Europe’s Tado raises another $23M to grow smart thermostat and AC control business

Munich-based Tado, maker of smart thermostat and AC control products, has raised another $23 million for further international expansion. The new investment is led by Inven Capital, the venture capital arm of the Čez Group, a multinational energy conglomerate based in the Czech Republic. It’s the startup’s third funding round and brings the total raised to $57 million since being founded in 2011.

Tado’s previous backers include the venture capital unit of Siemens AG, and Statkraft Venture Capital, the investment company of Europe’s largest producer of renewable energy. In addition, Target Partners, Shortcut Ventures and BayBG are also investors.

Sharp-eyed readers will have noticed that, along with a number of traditional VCs, Tado’s investor list has a definite strategic bent to it, spanning the energy industry, including renewables, along with one of Germany’s largest engineering companies. That plays into the fact that the startup’s longer term mission is to not only make home climate control smarter for the benefit of each individual household but also the environment and national energy grid as whole.

The company’s two current products are a smart thermostat — resulting in Tado sometimes being called the Nest of Europe — and a smart AC controller. Both enable a home’s heating/cooling to be controlled via the Tado smartphone app, with a flagship geo-location feature that means Tado is able to know when you have left home or are returning and adjusts your heating or air conditioning accordingly.

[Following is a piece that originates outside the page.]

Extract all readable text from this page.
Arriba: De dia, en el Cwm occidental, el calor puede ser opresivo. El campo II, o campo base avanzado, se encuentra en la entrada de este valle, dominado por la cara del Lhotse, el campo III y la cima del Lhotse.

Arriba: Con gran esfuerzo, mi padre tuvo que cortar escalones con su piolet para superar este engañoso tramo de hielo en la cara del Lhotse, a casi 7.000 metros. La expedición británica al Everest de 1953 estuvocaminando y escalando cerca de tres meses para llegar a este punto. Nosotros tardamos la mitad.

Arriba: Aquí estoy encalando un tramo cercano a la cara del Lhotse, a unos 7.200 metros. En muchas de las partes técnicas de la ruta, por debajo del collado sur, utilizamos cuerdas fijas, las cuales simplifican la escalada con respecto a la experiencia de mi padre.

This, co-founder and CEO Christian Deilmann argues, is better than a purely ‘self-learning’ approach, such as that utilised by Nest, or relying on schedules alone, however much easier they are to program using a modern smartphone app.

In a call yesterday, he said that Tado’s location-based automation is still the main feature that provides differentiation from competitors at the point of sale in retail stores, such as Dixons Group in the U.K., where the Tado will often be sitting alongside products from Google-owned Nest or British Gas’ Hive. He also says 87 per cent of all Tado users take advantage of the geo-fencing functionality to automatically control their home’s climate.

But actually Tado is a much deeper tech play than smartphone and location-based control of your home’s heating and cooling systems alone. The startup’s smart thermostat has been painstakingly engineered to be able to connect to a boiler’s digital serial interface, more typically found in heating systems in Germany and elsewhere in Europe and in newer systems in general, which enables the cloud service to be able to do all sorts of other clever things.

This includes the ability to modulate heating, rather than simple switching the boiler on or off, as well as monitor the health of a house’s heating system remotely, sending diagnostics to a maintenance company or engineer. The former offers much greater energy efficiency, says Deilmann, while the latter can help prevent a boiler from failing outright because problems can be more easily caught in time.

Tado currently offers its diagnostics portal to partner installers and services companies as a way to build long term value into those relationships. However, in future it could monetize that aspect of its offering via, for example, a marketplace for parts or by providing a library of technical information in the cloud.

Then there’s the way Tado is planning to make its service smarter for the benefit of energy management overall, including at the national grid level. In practice this means partnerships with local utilities companies — and is perhaps where the startup’s strategic investors come even more into focus — to enable Tado and its customers to opt into ‘demand response’ schemes so that a home’s heating and cooling systems are utilised where possible outside of known peak energy times.

This could be a simple as turning your heating down by a few points without it really being noticeable or heating your home up a little ahead of time. In aggregate, this can make a tangible difference to the national grid’s ability to stabilize energy consumption and production, and, says Deilmann, is where the bigger picture of smart home climate control really kicks in.